The on-screen keyboard, however, requires time and patience to get used to. Since the smartphone's screen is relatively small, its virtual keys feel tiny and that's why typos are common. Fortunately, the auto-correct feature takes care of that, and you can always flip the keyboard sideways to its landscape orientation.
Dual SIM functionality:
Behind the back cover of the Sony Xperia E dual reside the two slots for regular-sized SIM cards. Both are on stand-by at all times and can be set to handle different tasks. For example, outgoing calls can be handled by SIM number one and the second SIM may be responsible for 3G data connectivity. Or vice versa, it is up to the user.
The toggle switch on the drop-down menu selects which SIM card takes care of outgoing voice calls and text messages by default. If one uses both cards for calling, a dedicated widget can be used to assign a list of contacts to a respective SIM. Both SIM slots can take advantage of 7.2Mbps HSPA. .
Processor and memory:
There's a low-end Snapdragon system-on-a-chip powering the Sony Xperia E dual – MSM7227A, with a single-core CPU topping out at 1GHz and enhanced Adreno 200 graphics. There are 512MB of RAM present on board, which is the bare minimum a smartphone should have today. Yet overall, the device is usable and responsive enough for its class. Unless a live wallpaper is loaded, lags whine navigating through menus and home screens are rare. Of course, advanced 3D games can't be played on the Xperia E dual, but some less complex ones, such as Jetpack Joyride, Angry Birds Star Wars and Temple Run 2 run just fine.
|Quadrant Standard||AnTuTu||NenaMark 2|
|Sony Xperia E dual||2424||5552||27,4|
|Samsung Galaxy S Duos||2032||3439||19,9|
|HTC Desire V||1807||2866||19,7|
|LG Optimus L3||1271||2559||13,2|
Since the Sony Xperia E dual has only 4GB of on-board storage, chances are you'll have to supply a microSD card of your own.
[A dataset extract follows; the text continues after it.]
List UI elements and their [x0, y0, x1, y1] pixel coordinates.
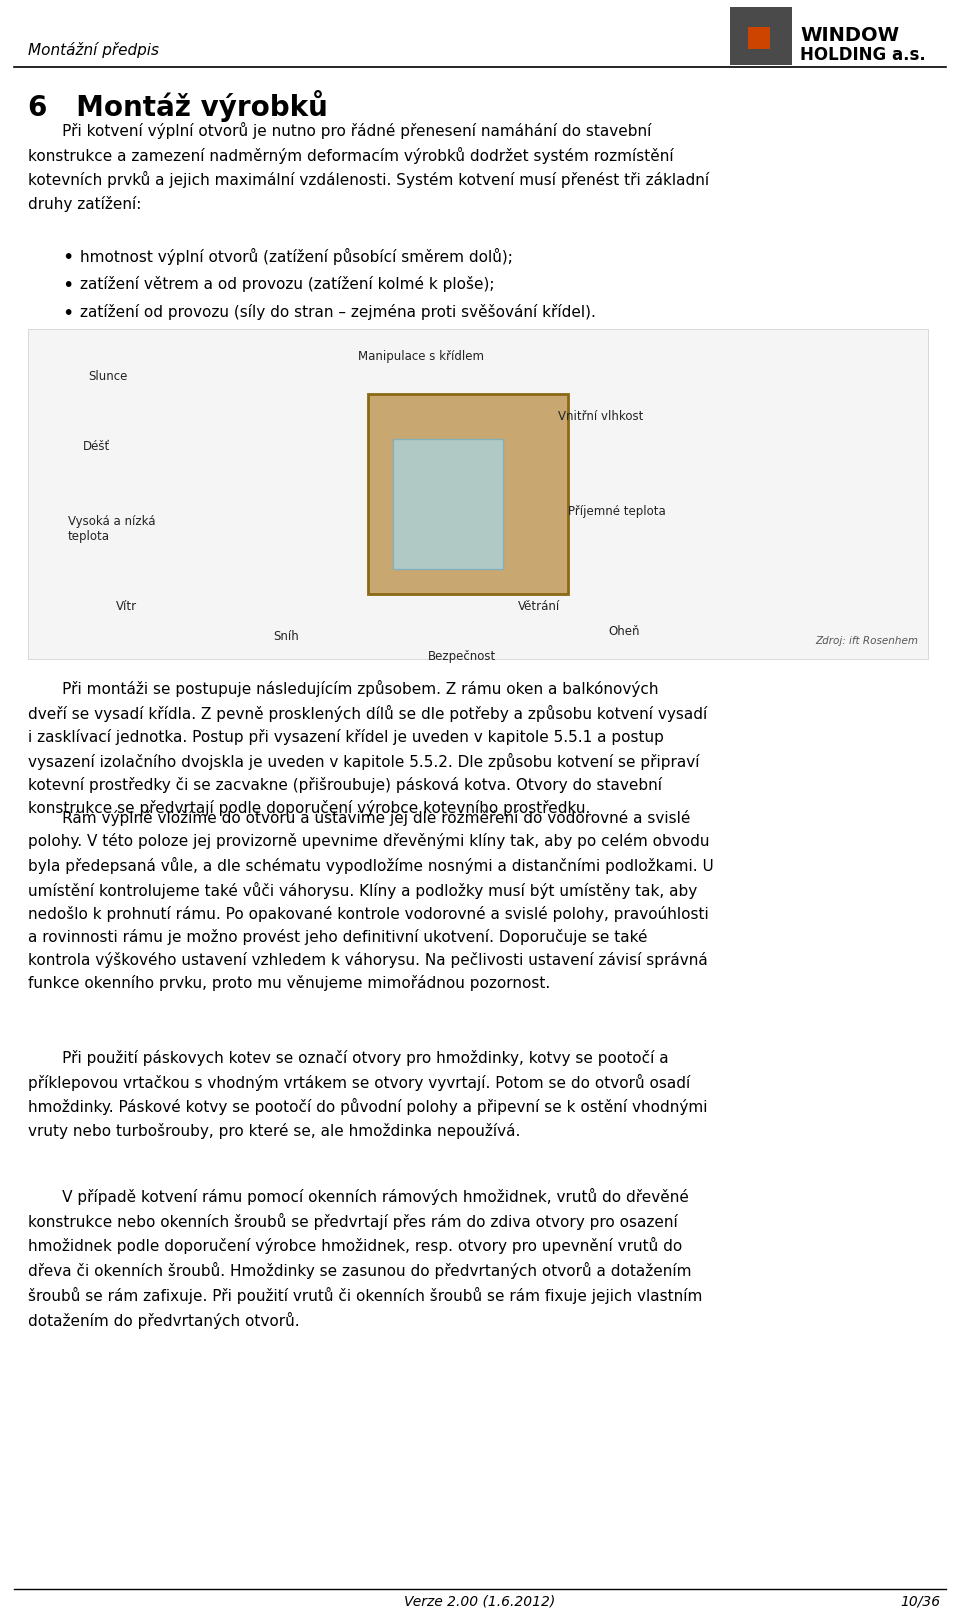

Still, those who prefer using the device as it is will have 780MB available for their applications and 2.2GB for photos, documents, music, and other media.
The built-in web browser on the Sony Xperia E dual struggles with heavy, content-rich web pages. Still, it gets the job done if it isn't being pushed too hard, as long as you're comfortable with viewing pages on a relatively smallish, low quality display. Sony has not altered the app itself from its stock form so you get only the bare necessities, such as bookmarks, multiple tabs, and pinch to zoom. Features like saving pages for offline reading and requesting desktop versions of web sites are accessible as well. Embedded YouTube videos are playable, but we don't recommend running them as that renders the browser unresponsive.